Alde Manuce à Venise

À la Foire internationale du livre de Francfort, exposition instructive sur l’imprimeur-libraire Aldo Manuzio (ou Alde Manuce selon le vieil usage français, v. 1450-1515), dont le rôle fut considérable non seulement dans la diffusion de la culture humaniste à la Renaissance mais aussi dans la mise au point de l’objet livre tel que nous le connaissons aujourd’hui.

On sait peu de choses de sa jeunesse et de sa formation, si ce n’est qu’il étudia le grec à Ferrare. Parmi ses condisciples figurait Pic de la Mirandole. En 1494, après un séjour de quelques années à Carpi, nous le retrouvons à Venise.
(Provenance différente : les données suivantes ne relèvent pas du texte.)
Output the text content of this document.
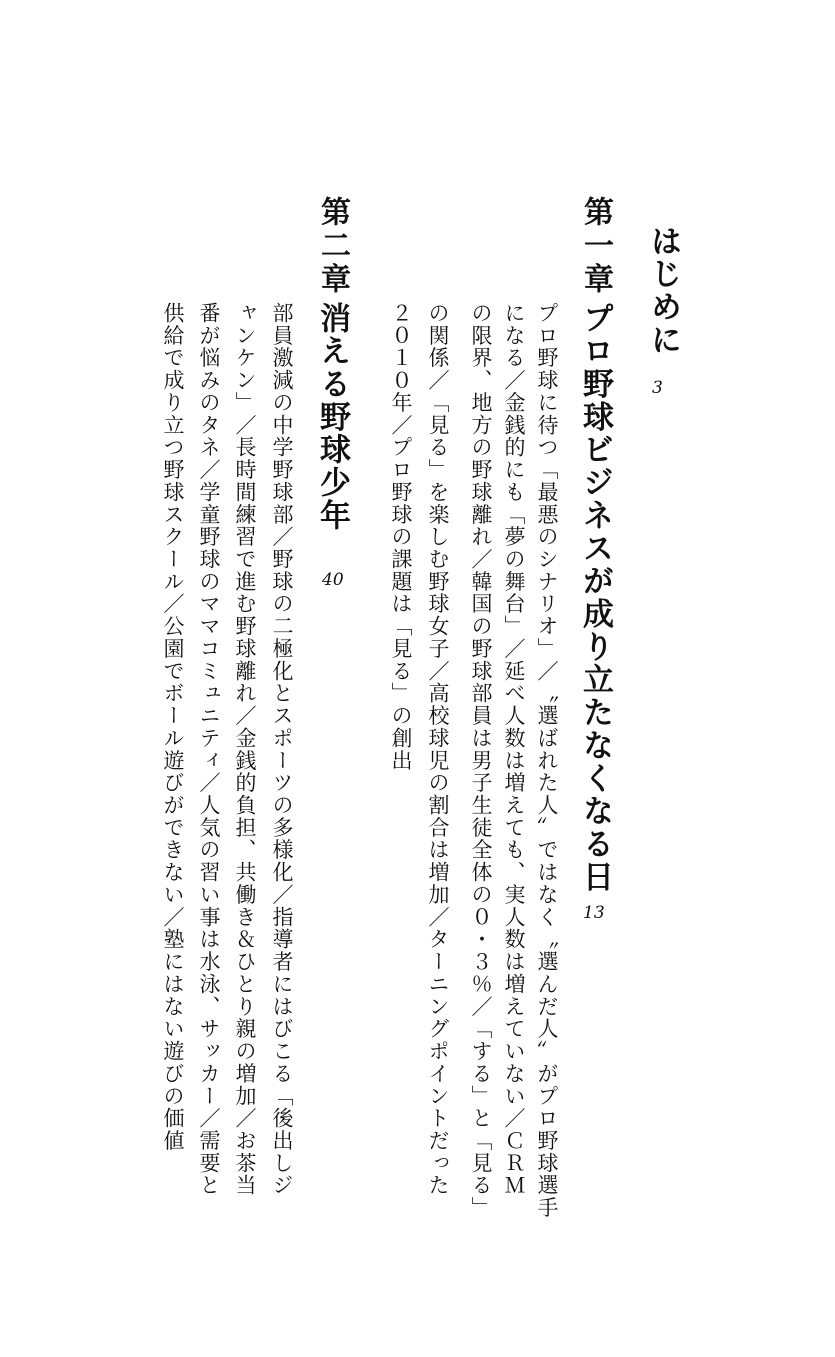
はじめに
3
第一章
プロ野球ビジネスが成り立たなくなる日
13
プロ野球に待つ「最悪のシナリオ」／〝選ばれた人〟ではなく〝選んだ人〟がプロ野球選手
になる／金銭的にも「夢の舞台」／延べ人数は増えても、実人数は増えていない／ＣＲＭ
の限界、地方の野球離れ／韓国の野球部員は男子生徒全体の０・３％／「する」と「見る」
の関係／「見る」を楽しむ野球女子／高校球児の割合は増加／ターニングポイントだった
２０１０年／プロ野球の課題は「見る」の創出
第二章
消える野球少年
40
部員激減の中学野球部／野球の二極化とスポーツの多様化／指導者にはびこる「後出しジ
ャンケン」／長時間練習で進む野球離れ／金銭的負担、共働き＆ひとり親の増加／お茶当
番が悩みのタネ／学童野球のママコミュニティ／人気の習い事は水泳、サッカー／需要と
供給で成り立つ野球スクール／公園でボール遊びができない／塾にはない遊びの価値
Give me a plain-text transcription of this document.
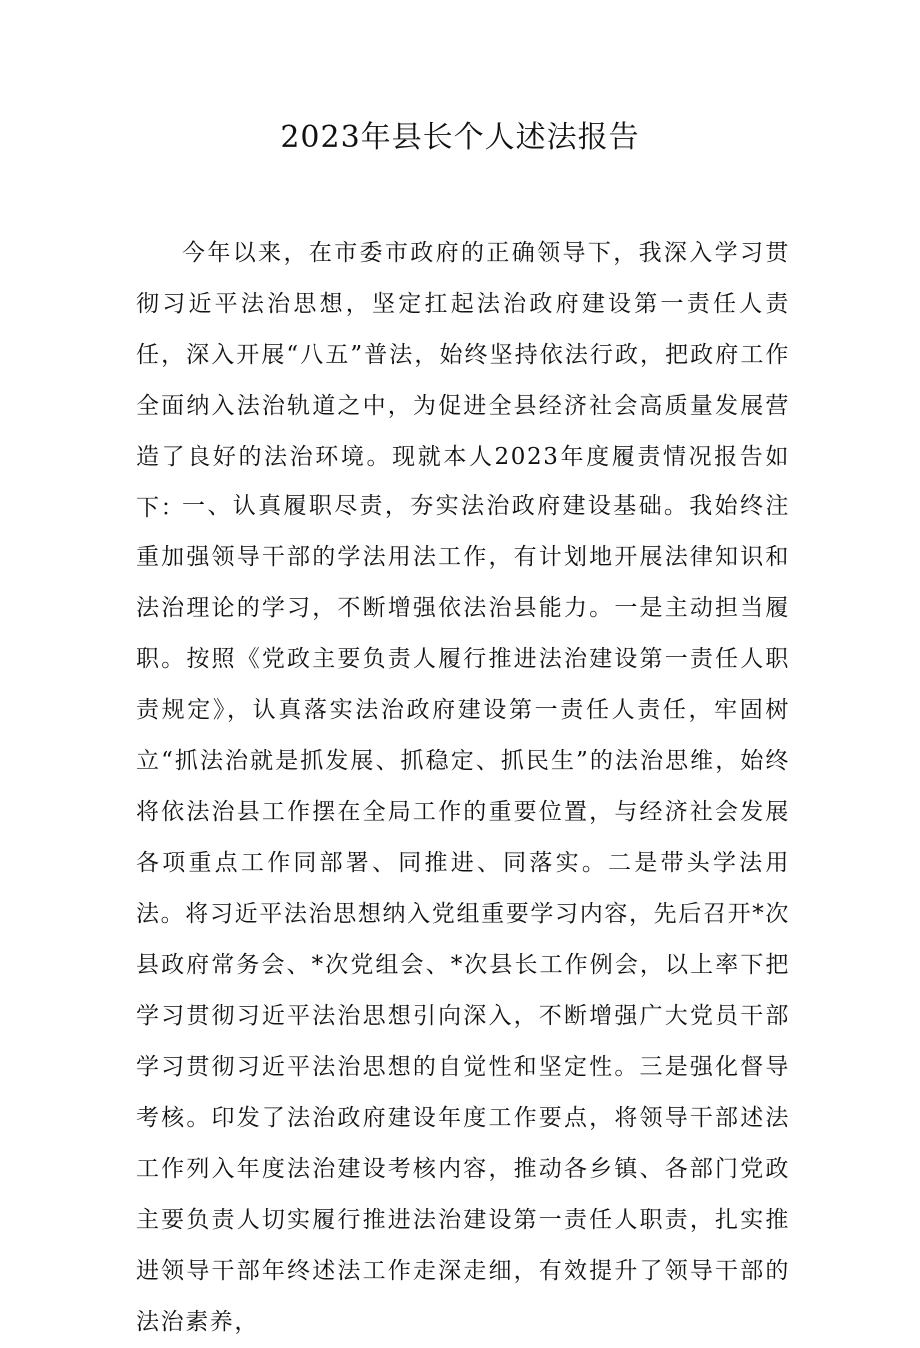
2023年县长个人述法报告

今年以来，在市委市政府的正确领导下，我深入学习贯彻习近平法治思想，坚定扛起法治政府建设第一责任人责任，深入开展“八五”普法，始终坚持依法行政，把政府工作全面纳入法治轨道之中，为促进全县经济社会高质量发展营造了良好的法治环境。现就本人2023年度履责情况报告如下：

一、认真履职尽责，夯实法治政府建设基础。我始终注重加强领导干部的学法用法工作，有计划地开展法律知识和法治理论的学习，不断增强依法治县能力。一是主动担当履职。按照《党政主要负责人履行推进法治建设第一责任人职责规定》，认真落实法治政府建设第一责任人责任，牢固树立“抓法治就是抓发展、抓稳定、抓民生”的法治思维，始终将依法治县工作摆在全局工作的重要位置，与经济社会发展各项重点工作同部署、同推进、同落实。二是带头学法用法。将习近平法治思想纳入党组重要学习内容，先后召开*次县政府常务会、*次党组会、*次县长工作例会，以上率下把学习贯彻习近平法治思想引向深入，不断增强广大党员干部学习贯彻习近平法治思想的自觉性和坚定性。三是强化督导考核。印发了法治政府建设年度工作要点，将领导干部述法工作列入年度法治建设考核内容，推动各乡镇、各部门党政主要负责人切实履行推进法治建设第一责任人职责，扎实推进领导干部年终述法工作走深走细，有效提升了领导干部的法治素养，
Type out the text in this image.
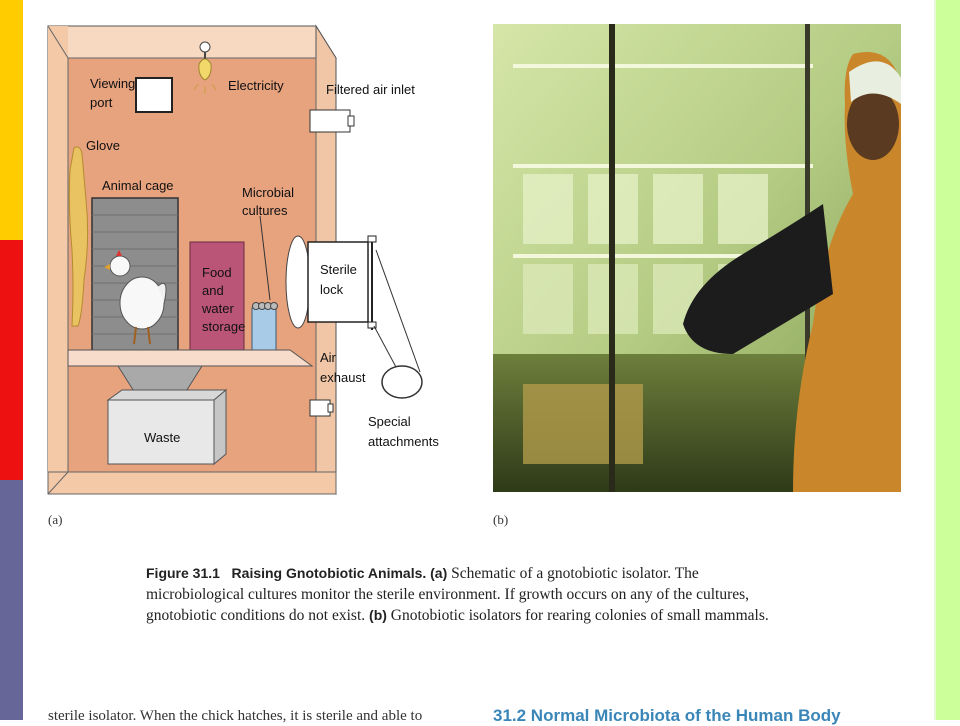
Viewing port
Electricity	Filtered air inlet
Glove
Animal cage	Microbial cultures
Food and water storage
Sterile lock
Air exhaust
Waste
Special attachments
(a)	(b)
Figure 31.1 Raising Gnotobiotic Animals. (a) Schematic of a gnotobiotic isolator. The microbiological cultures monitor the sterile environment. If growth occurs on any of the cultures, gnotobiotic conditions do not exist. (b) Gnotobiotic isolators for rearing colonies of small mammals.
sterile isolator. When the chick hatches, it is sterile and able to	31.2 Normal Microbiota of the Human Body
La Cité des Doges est alors la capitale européenne de l’édition. Plusieurs raisons y concourent : la présence d’importants capitaux provenant du commerce et pouvant être investis dans d’autres secteurs ; l’existence d’un marché intérieur encouragé par la proximité de l’université de Padoue et par le fait que les marchands, à la différence des seigneurs féodaux, doivent savoir lire, écrire et compter (c’est à Venise que paraît le premier manuel de comptabilité en partie double) ; l’existence de lignes commerciales facilitant l’exportation des livres ; la présence de nombreux étrangers capables de composer des textes dans leur langue : ainsi paraissent des livres en grec, en arménien, en cyrillique bosniaque, en croate ou en tchèque. À cela s’ajoute le fait que Venise est une ville libre, où tout peut être imprimé : les textes des réformés allemands aussi bien que les Sonnets luxurieux de l’Aretin. Les choses changeront au milieu du XVIe siècle, lorsque l’Église imposera l’Inquisition et l’Index des livres interdits.

Manuzio fait ses débuts vénitiens en publiant une grammaire grecque. Cette parution enclenche le projet d’imprimer toutes les œuvres grecques connues dans le texte original, avec l’aide d’érudits ayant fui l’Empire byzantin après sa conquête par les Ottomans. L’année 1499 voit paraître son chef-d’œuvre, l’édition illustrée du Songe de Poliphile, considéré comme le plus beau livre de la Renaissance.

Outre l’édition proprement dite des textes, Manuzio a joué un rôle capital dans l’amélioration de la lisibilité typographique, la modernisation de la ponctuation et l’élaboration des protocoles éditoriaux. Il est le premier à introduire l’usage d’une page de titre mentionnant le nom de l’auteur, le titre de l’ouvrage et la marque éditoriale ; le premier à numéroter les pages des deux côtés, à établir un index, à importer du grec le point-virgule, l’accent, l’apostrophe et la virgule crochetée. En 1495, pour le De Aetna de Pietro Bembo, il met au point avec le graveur Francesco Griffo l’élégant caractère qui sera précisément baptisé Bembo. Encore en usage de nos jours, ce caractère sera une source d’inspiration pour Claude Garamont en France et, quatre siècles plus tard, pour Stanley Morison en Angleterre. En 1500, toujours avec Griffo, il invente l’italique, qu’il emploiera pour l’édition de classiques latins et vernaculaires dans des livres de petit format, premiers du genre, qu’on peut considérer comme les ancêtres du livre de poche.

Les commissaires de l’exposition avancent également que, par ses choix de typographie et de mise en page motivés par le désir d’apporter le meilleur confort de lecture, Manuzio a contribué à faire évoluer la manière même de lire : « Il a été le premier à concevoir la lecture comme un loisir, et l’a écrit dans certaines préfaces qu’il a utilisées comme des outils de marketing éditorial, une autre de ses nouveautés. En définitive, l’invention la plus importante et la plus durable de Manuzio est précisément celle-ci : lire pour le plaisir, dans l’intimité et le silence. »

Ainsi cette exposition rappelle-t-elle implicitement que la lecture n’est pas seulement une opération mentale mais aussi une activité sensorielle et corporelle, où la prise de connaissance des textes est inséparable de la configuration matérielle du support qui la rend possible.


La marque éditoriale de Manuzio représente un dauphin s’enroulant autour d’une ancre,
symbolisant l’adage Festina lente (« Hâte-toi lentement »).